Langkah ini dilakukan oleh Pendiri AppAja Robin Dutheil. Keputusannya memilih membangun aplikasi sebab tenaga kerja yang dimiliki masih terbatas.
“Menurutku, aplikasi native jauh lebih efisien dari pada versi web: lebih cepat, orang sudah terbiasa cari langsung di app store kalau ada aplikasi. Tapi versi web bisa bantu ketika tenaga kerja terbatas dan kita ingin langsung kena seluruh pasarnya,” papar Robin.
CEO Orori George B. Sumantri memulai dari situs responsif dengan alasan yang sama karena untuk kasusnya pengembangan situs membutuhkan sumber daya lebih sedikit dibandingkan mobile.
Pengalaman pendiri dalam mengambil keputusan
COO Kelase Winastwan Gora mengatakan bahwa idealnya fokus ke mobile, karena menurutnya berdasar hasil penelitian, aplikasi akan dilihat 150 kali setiap harinya oleh pengguna, karena kemudahan aksesnya. Namun ia juga menambahkan perlu dipertimbangkan juga fungsi dari aplikasi yang dikembangkan.
“Ketika kami mengembangkan Kelase, agar lebih cepat diluncurkan ke publik maka kami menggunakan responsive web di awal alpha dan beta release dan membuat aplikasi mobile (Android) untuk web launcher-nya,” ungkap Gora.
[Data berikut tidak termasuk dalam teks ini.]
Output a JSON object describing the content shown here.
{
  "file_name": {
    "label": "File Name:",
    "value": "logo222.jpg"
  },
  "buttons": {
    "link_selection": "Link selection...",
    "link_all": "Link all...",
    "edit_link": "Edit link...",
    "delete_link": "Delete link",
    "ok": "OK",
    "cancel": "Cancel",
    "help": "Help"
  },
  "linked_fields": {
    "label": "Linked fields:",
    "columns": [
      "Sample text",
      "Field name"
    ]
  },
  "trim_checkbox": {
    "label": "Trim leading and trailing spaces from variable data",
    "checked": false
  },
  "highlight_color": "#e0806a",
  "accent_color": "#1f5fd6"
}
Gora juga membeberkan berdasarkan tanggapan dari pengguna, situs responsif kurang cepat untuk diakses apabila bandwidth-nya jelek, sehingga memengaruhi user experience. Hal senada juga disampaikan oleh Robin, bahwa koneksi Internet di indonesia masih belum cukup cepat sehingga situs responsif menjadi lebih lama diakses pengguna.
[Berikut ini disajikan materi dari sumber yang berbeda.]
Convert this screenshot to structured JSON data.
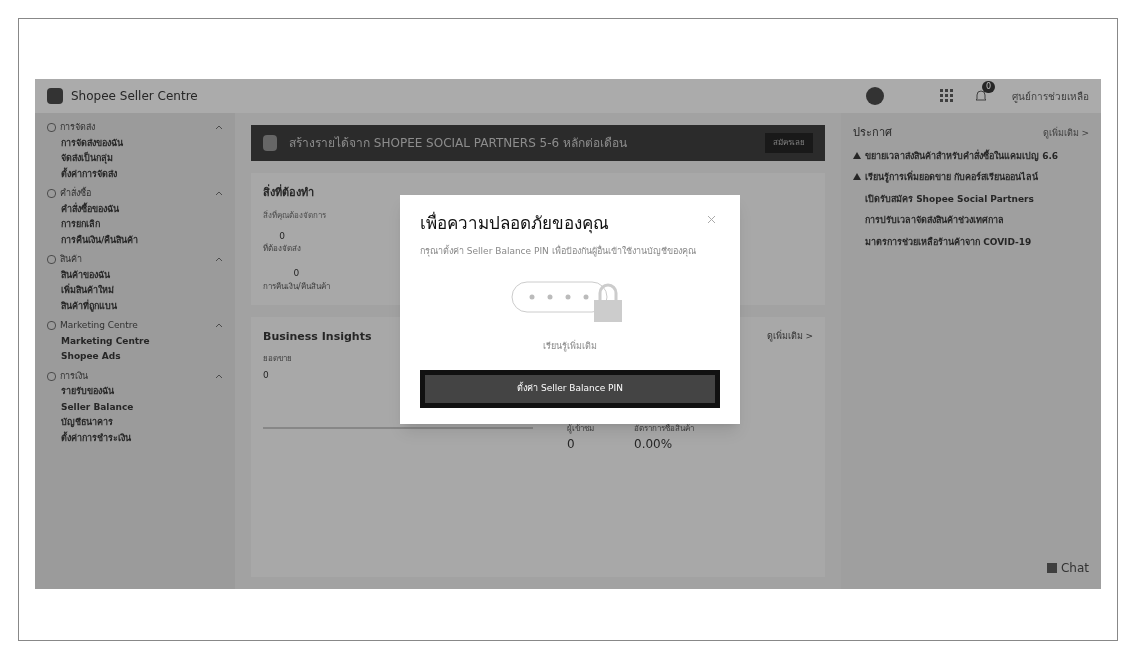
{
  "header": {
    "logo_text": "Shopee Seller Centre",
    "help": "ศูนย์การช่วยเหลือ",
    "notification_badge": "0"
  },
  "sidebar": [
    {
      "title": "การจัดส่ง",
      "expanded": true,
      "items": [
        "การจัดส่งของฉัน",
        "จัดส่งเป็นกลุ่ม",
        "ตั้งค่าการจัดส่ง"
      ]
    },
    {
      "title": "คำสั่งซื้อ",
      "expanded": true,
      "items": [
        "คำสั่งซื้อของฉัน",
        "การยกเลิก",
        "การคืนเงิน/คืนสินค้า"
      ]
    },
    {
      "title": "สินค้า",
      "expanded": true,
      "items": [
        "สินค้าของฉัน",
        "เพิ่มสินค้าใหม่",
        "สินค้าที่ถูกแบน"
      ]
    },
    {
      "title": "Marketing Centre",
      "expanded": true,
      "items": [
        "Marketing Centre",
        "Shopee Ads"
      ]
    },
    {
      "title": "การเงิน",
      "expanded": true,
      "items": [
        "รายรับของฉัน",
        "Seller Balance",
        "บัญชีธนาคาร",
        "ตั้งค่าการชำระเงิน"
      ]
    }
  ],
  "banner": {
    "text": "สร้างรายได้จาก SHOPEE SOCIAL PARTNERS 5-6 หลักต่อเดือน",
    "button": "สมัครเลย"
  },
  "todo": {
    "title": "สิ่งที่ต้องทำ",
    "subtitle": "สิ่งที่คุณต้องจัดการ",
    "stats": [
      {
        "value": "0",
        "label": "ที่ต้องจัดส่ง"
      },
      {
        "value": "0",
        "label": "การคืนเงิน/คืนสินค้า"
      }
    ]
  },
  "insights": {
    "title": "Business Insights",
    "more": "ดูเพิ่มเติม >",
    "metric": "ยอดขาย",
    "value": "0",
    "stats": [
      {
        "label": "ผู้เข้าชม",
        "value": "0"
      },
      {
        "label": "อัตราการซื้อสินค้า",
        "value": "0.00%"
      }
    ]
  },
  "announcements": {
    "title": "ประกาศ",
    "more": "ดูเพิ่มเติม >",
    "items": [
      {
        "title": "ขยายเวลาส่งสินค้าสำหรับคำสั่งซื้อในแคมเปญ 6.6",
        "pinned": true
      },
      {
        "title": "เรียนรู้การเพิ่มยอดขาย กับคอร์สเรียนออนไลน์",
        "pinned": true
      },
      {
        "title": "เปิดรับสมัคร Shopee Social Partners",
        "pinned": false
      },
      {
        "title": "การปรับเวลาจัดส่งสินค้าช่วงเทศกาล",
        "pinned": false
      },
      {
        "title": "มาตรการช่วยเหลือร้านค้าจาก COVID-19",
        "pinned": false
      }
    ]
  },
  "chat": "Chat",
  "modal": {
    "title": "เพื่อความปลอดภัยของคุณ",
    "description": "กรุณาตั้งค่า Seller Balance PIN เพื่อป้องกันผู้อื่นเข้าใช้งานบัญชีของคุณ",
    "link": "เรียนรู้เพิ่มเติม",
    "button": "ตั้งค่า Seller Balance PIN"
  }
}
Pertimbangan PriceArea berbeda lagi. Andry mengatakan lebih condong untuk memulai startup dengan versi web dulu.
“Saat membangun startup, harus banyak melakukan testing, measurement dan analisa pasar terhadap fitur yang ditawarkan. Hingga startup menemukan product market fit, baru diterapkan ke dalam aplikasi mobile untuk meng-engage user dan menawarkan fitur-fitur yang tidak dimiliki oleh browser. Pertimbangan di atas bisa di aplikasikan ke hampir semua jenis startup, kecuali sebuah Startup yang memiliki bisnis model dan strategi pasar yang hanya menargetkan pengguna mobile,” tuturnya.